Tenthoff concludes, “Despite the small number of patients in the prior Phase II Behcet’s trials, the unanimous response to gevokizumab therapy, the drug’s MOA and the indications of efficacy from other IL-1β drugs gives us a high level of confidence in positive EYEGUARD-B data.” Tenthoff expects the data to become available shortly. The analyst sees the stock as a good risk/reward scenario, considering it ended the first quarter with $67.5 million in cash.

Gevokizumab is being developed and commercialized in partnership with Servier, a French pharmaceutical company. Xoma received approximately $35 million upfront, and Tenthoff notes that Xoma owes Servier “15 million Euros, now due over the next 3 years.”

Edward Tenthoff has a 63% success rate recommending stocks with a +29.3% average return per rating when measured over one year and no benchmark.
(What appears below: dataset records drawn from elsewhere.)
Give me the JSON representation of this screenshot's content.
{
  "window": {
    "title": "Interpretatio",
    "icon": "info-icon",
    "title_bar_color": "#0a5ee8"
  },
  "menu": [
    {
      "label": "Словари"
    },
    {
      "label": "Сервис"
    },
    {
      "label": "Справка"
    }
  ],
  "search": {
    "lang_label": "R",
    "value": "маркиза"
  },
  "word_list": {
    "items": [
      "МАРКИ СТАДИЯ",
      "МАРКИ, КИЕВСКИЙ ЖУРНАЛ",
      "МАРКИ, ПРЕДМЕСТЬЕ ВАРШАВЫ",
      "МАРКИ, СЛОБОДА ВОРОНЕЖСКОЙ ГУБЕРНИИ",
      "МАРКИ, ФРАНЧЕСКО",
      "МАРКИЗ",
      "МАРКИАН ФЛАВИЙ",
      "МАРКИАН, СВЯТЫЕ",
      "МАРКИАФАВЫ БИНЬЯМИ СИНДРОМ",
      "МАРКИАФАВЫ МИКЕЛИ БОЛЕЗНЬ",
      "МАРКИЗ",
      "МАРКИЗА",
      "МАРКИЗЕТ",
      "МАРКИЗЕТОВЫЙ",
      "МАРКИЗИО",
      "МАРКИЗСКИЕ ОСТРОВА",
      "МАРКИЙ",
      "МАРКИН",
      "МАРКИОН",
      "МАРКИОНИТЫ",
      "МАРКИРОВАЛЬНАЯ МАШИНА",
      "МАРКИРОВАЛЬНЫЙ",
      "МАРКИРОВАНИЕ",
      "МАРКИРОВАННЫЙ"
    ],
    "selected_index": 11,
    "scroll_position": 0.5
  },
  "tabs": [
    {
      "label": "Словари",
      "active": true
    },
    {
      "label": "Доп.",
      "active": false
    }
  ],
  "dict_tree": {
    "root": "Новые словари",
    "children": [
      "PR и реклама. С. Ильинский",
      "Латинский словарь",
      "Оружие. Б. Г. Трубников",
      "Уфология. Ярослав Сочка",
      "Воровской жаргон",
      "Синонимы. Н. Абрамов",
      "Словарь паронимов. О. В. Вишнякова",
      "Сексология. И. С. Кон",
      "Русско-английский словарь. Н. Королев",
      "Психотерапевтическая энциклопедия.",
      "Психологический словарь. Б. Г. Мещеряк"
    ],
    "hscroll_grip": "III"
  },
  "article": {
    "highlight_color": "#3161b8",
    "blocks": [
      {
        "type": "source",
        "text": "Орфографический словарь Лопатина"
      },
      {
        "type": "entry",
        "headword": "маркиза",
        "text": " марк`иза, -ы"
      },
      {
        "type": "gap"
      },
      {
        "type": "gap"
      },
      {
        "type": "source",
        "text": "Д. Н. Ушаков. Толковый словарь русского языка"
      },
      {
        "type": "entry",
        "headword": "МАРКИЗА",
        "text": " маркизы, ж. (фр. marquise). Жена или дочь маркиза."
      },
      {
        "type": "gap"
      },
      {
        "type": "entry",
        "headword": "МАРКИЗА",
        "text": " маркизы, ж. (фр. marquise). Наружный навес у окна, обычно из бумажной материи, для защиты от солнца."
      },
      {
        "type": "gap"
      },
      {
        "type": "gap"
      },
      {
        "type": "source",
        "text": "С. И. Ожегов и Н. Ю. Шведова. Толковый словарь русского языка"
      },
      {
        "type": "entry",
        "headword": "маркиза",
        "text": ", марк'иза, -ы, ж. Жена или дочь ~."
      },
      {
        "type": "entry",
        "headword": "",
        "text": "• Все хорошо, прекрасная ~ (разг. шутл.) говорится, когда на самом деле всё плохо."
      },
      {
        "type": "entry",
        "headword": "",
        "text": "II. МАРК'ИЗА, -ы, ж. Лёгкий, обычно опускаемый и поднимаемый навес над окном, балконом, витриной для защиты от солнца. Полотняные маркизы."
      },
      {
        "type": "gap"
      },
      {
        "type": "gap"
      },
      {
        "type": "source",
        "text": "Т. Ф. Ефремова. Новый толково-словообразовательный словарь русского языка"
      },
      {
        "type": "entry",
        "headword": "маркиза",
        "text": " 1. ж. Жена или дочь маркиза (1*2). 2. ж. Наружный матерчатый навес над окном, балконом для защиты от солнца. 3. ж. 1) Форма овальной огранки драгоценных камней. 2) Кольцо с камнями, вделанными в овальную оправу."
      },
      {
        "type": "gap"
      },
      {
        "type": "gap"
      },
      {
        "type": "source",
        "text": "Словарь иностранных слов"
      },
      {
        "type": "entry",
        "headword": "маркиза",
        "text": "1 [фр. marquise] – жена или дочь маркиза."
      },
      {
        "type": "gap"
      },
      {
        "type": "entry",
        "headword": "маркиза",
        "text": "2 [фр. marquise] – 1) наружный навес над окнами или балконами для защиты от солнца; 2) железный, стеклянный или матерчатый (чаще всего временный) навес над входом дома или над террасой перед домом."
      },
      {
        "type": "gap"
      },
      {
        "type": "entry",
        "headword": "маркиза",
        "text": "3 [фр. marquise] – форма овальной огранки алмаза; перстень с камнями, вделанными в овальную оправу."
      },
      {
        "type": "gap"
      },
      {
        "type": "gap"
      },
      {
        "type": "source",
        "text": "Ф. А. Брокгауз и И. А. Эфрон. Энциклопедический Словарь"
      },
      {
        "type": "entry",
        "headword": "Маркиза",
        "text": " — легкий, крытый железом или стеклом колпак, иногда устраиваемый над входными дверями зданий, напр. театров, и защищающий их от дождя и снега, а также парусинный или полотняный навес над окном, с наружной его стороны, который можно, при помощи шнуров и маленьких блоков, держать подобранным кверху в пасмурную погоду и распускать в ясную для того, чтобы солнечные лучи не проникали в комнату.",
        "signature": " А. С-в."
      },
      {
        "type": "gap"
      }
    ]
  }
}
Separately, Adnan Butt of RBC Capital Markets reiterated an Outperform rating on XOMA with an $8 price target last week. Although Butt expects the results to be released shortly, he notes that a “read-through is challenging” because “Pilot and Phase II data showed strong efficacy but Phase III design and endpoints are different.” The analyst currently believes the Phase III study has a 55% probability of success, which “should take shares up ~100%+.”

Butt believes there is a 25% chance of a negative outcome, which “could take shares down ~50%+.” There is a 20% chance that the trial will miss the primary endpoint but its secondary endpoints will “demonstrate strong benefit,” in which shares will either remain unchanged or drop 25%.

Adnan Butt has a 53% success rate recommending stocks with a +1.2% average return when measured over one year no benchmark.

According to TipRanks, the analyst consensus for Xoma is Moderate Buy.